Mi mujer una vez más salió de viaje. Me dijo que esta historia se repetiría durante seis semanas, pero que no me preocupara, que regresaría todos los fines de semana. Camino por la casa y miro todas las tareas que tendré que hacer solo. Lavar los platos, darle el desayuno a Nico, hacerme de comer, ver la televisión, leer en soledad. Por aburrimiento me asomo por la ventana y descubro como el vecino mira para acá. El vecino de enfrente a veces mira mi casa. Sé que busca. El otro sábado, mi mujer salió a lavar su camioneta, en pants y playera. El vecino de enfrente entonces salió y con la excusa de un cigarro, se subió a su coche, y miró a mi esposa lavar el auto a través de sus espejos. Me reí. Cuando lo descubro mirando, lo saludo y le pregunto cómo le va. Que el hombre haga lo que quiera, mi mujer sabrá ponerlo en su lugar si hay necesidad.
Se acumularon los trastes sucios, como era de esperarse. Pienso dedicar una parte de la tarde a lavarlos. Mi abuela lavaba los trastes en silencio, mirando correr el agua, el jabón, los platos y los vasos que pasaban por sus manos. Años después me sigo preguntando que tanto pensaba y así, yo disfruto el acto de lavar los platos, para buscar eso que ella buscaba. Para buscarla a ella, mientras ella buscaba… quién sabe que buscaba.
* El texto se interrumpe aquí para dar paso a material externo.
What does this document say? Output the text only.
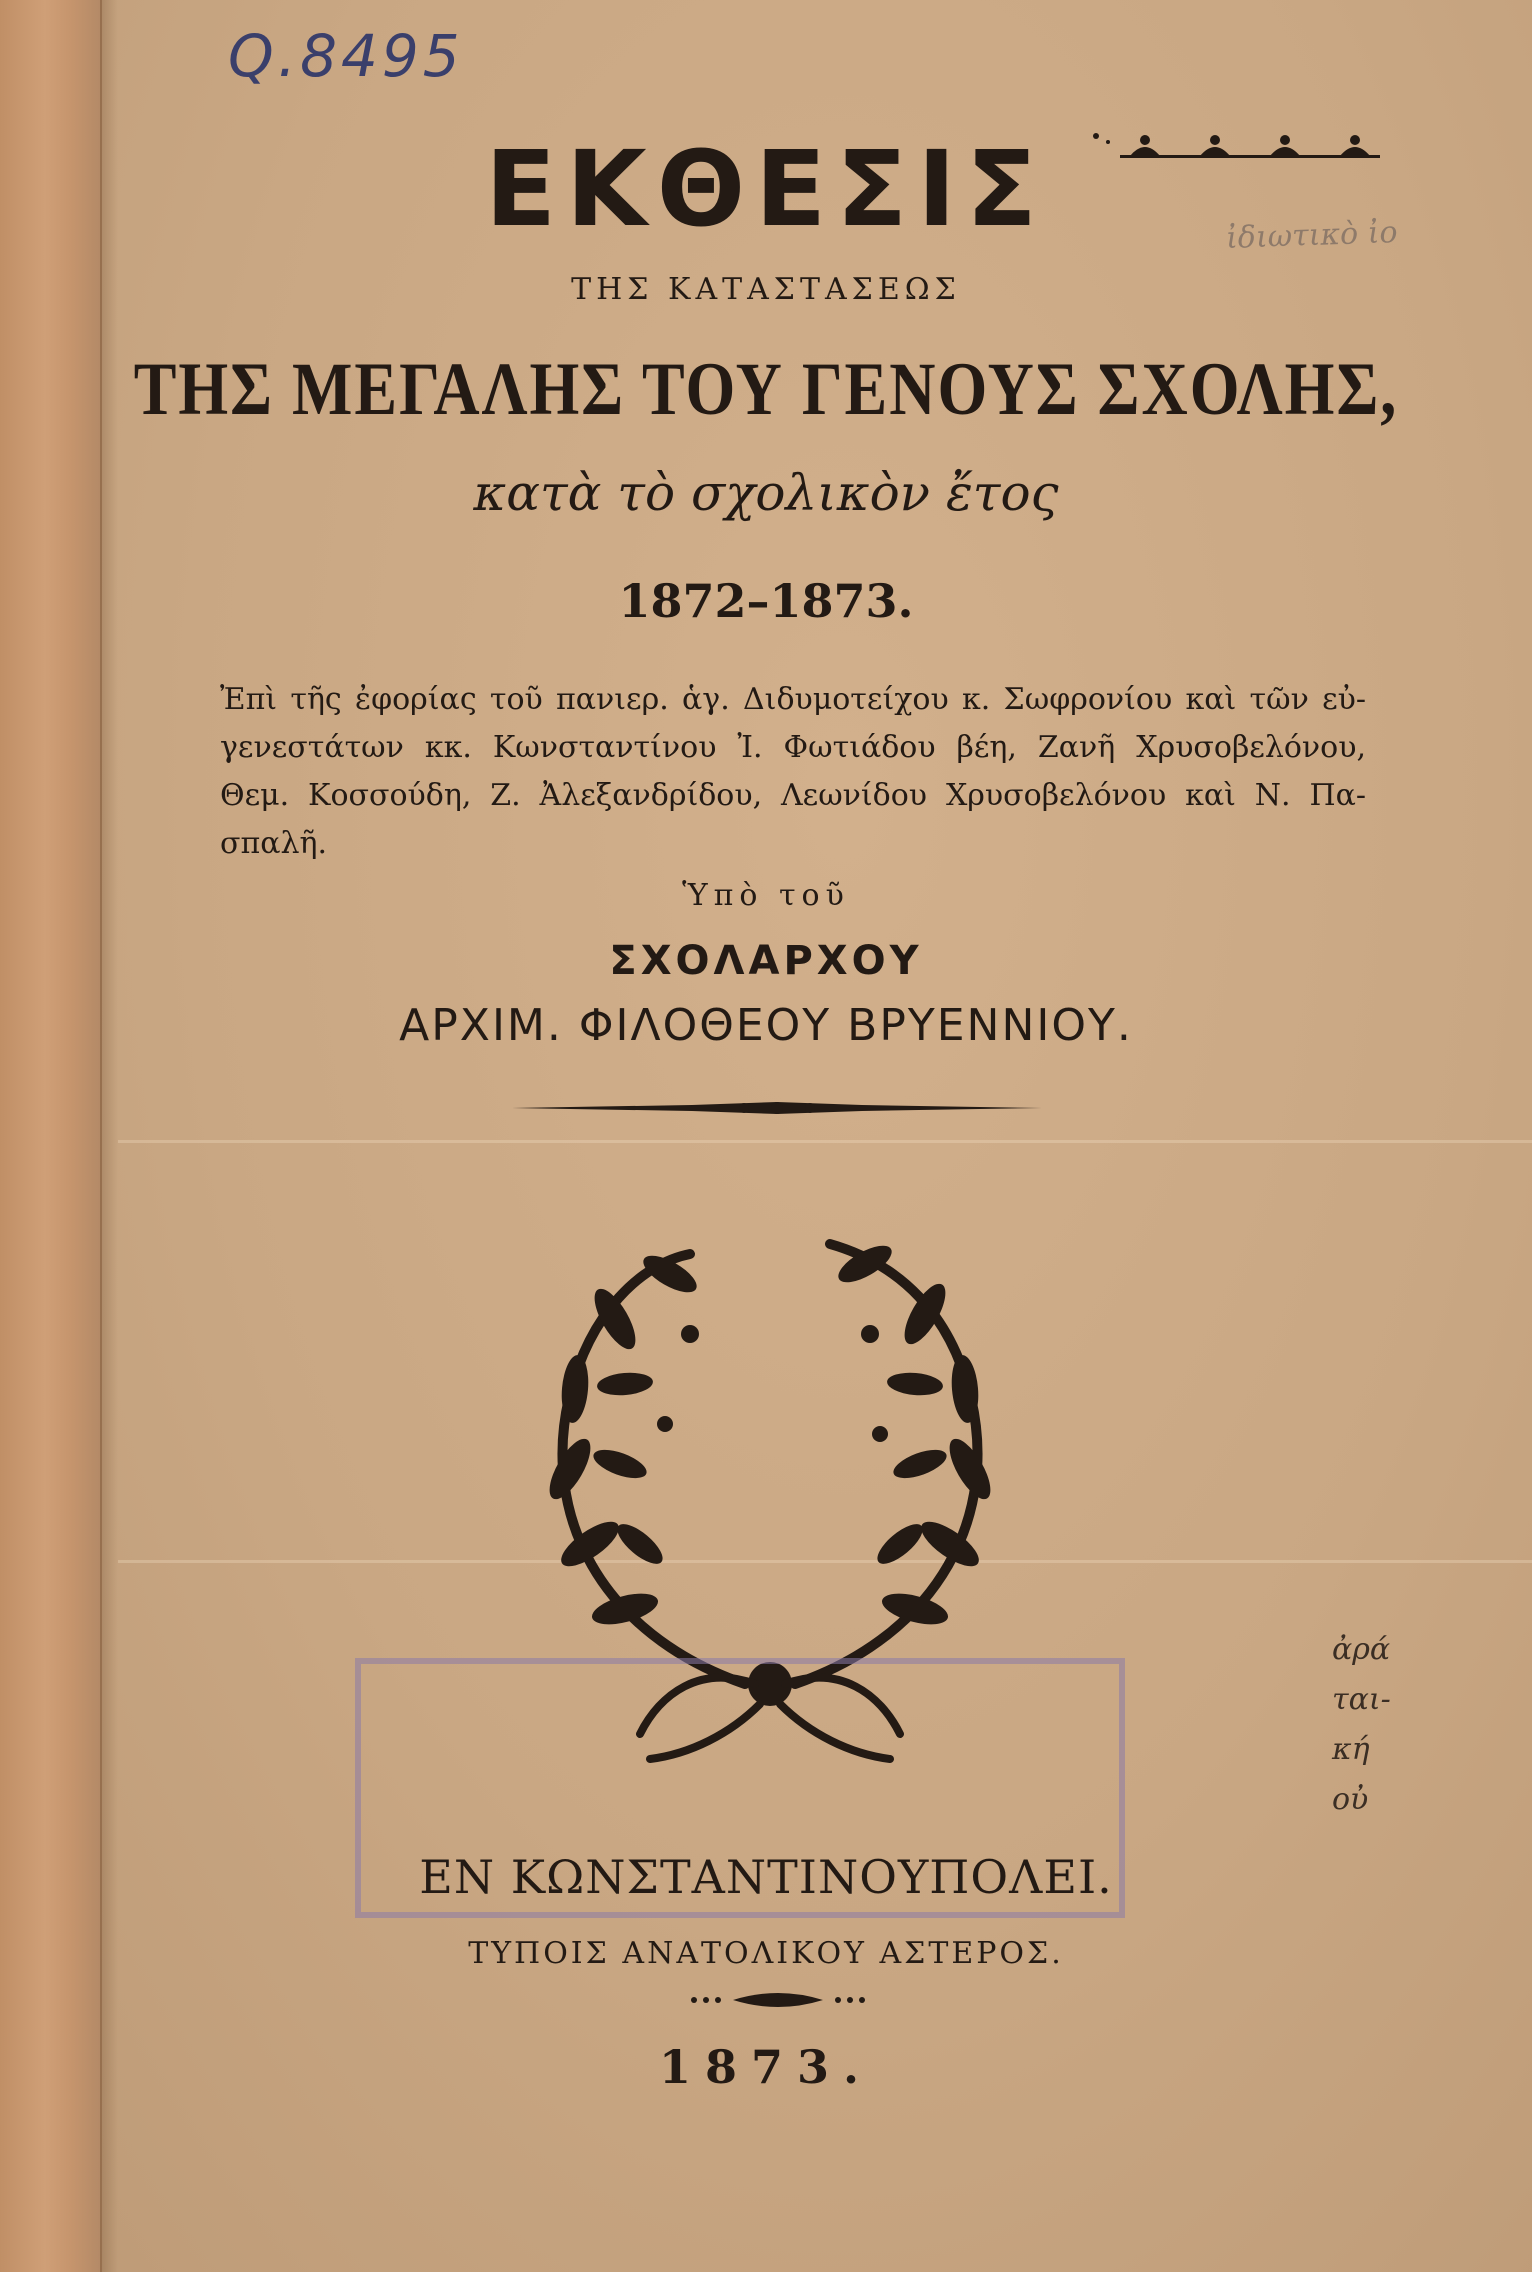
Q.8495
ἰδιωτικὸ ἰο
ΕΚΘΕΣΙΣ
ΤΗΣ ΚΑΤΑΣΤΑΣΕΩΣ
ΤΗΣ ΜΕΓΑΛΗΣ ΤΟΥ ΓΕΝΟΥΣ ΣΧΟΛΗΣ,
κατὰ τὸ σχολικὸν ἔτος
1872–1873.
Ἐπὶ τῆς ἐφορίας τοῦ πανιερ. ἁγ. Διδυμοτείχου κ. Σωφρονίου καὶ τῶν εὐ-
γενεστάτων κκ. Κωνσταντίνου Ἰ. Φωτιάδου βέη, Ζανῆ Χρυσοβελόνου,
Θεμ. Κοσσούδη, Ζ. Ἀλεξανδρίδου, Λεωνίδου Χρυσοβελόνου καὶ Ν. Πα-
σπαλῆ.
Ὑπὸ τοῦ
ΣΧΟΛΑΡΧΟΥ
ΑΡΧΙΜ. ΦΙΛΟΘΕΟΥ ΒΡΥΕΝΝΙΟΥ.
ΕΝ ΚΩΝΣΤΑΝΤΙΝΟΥΠΟΛΕΙ.
ΤΥΠΟΙΣ ΑΝΑΤΟΛΙΚΟΥ ΑΣΤΕΡΟΣ.
1873.
ἀρά
ται-
κή
οὐ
La búsqueda en partículas de grasa, en jabón tres veces más potente y en fibras de scotch brite. La búsqueda en el sonido del agua que corre, el radio o una televisión prendida, o solamente el silencio intenso de una cocina… porque una cocina callada es algo muy triste si sus cazuelas, su tetera y su fuego no están hablando. ¿Qué buscabas en un lugar tan triste, abuela?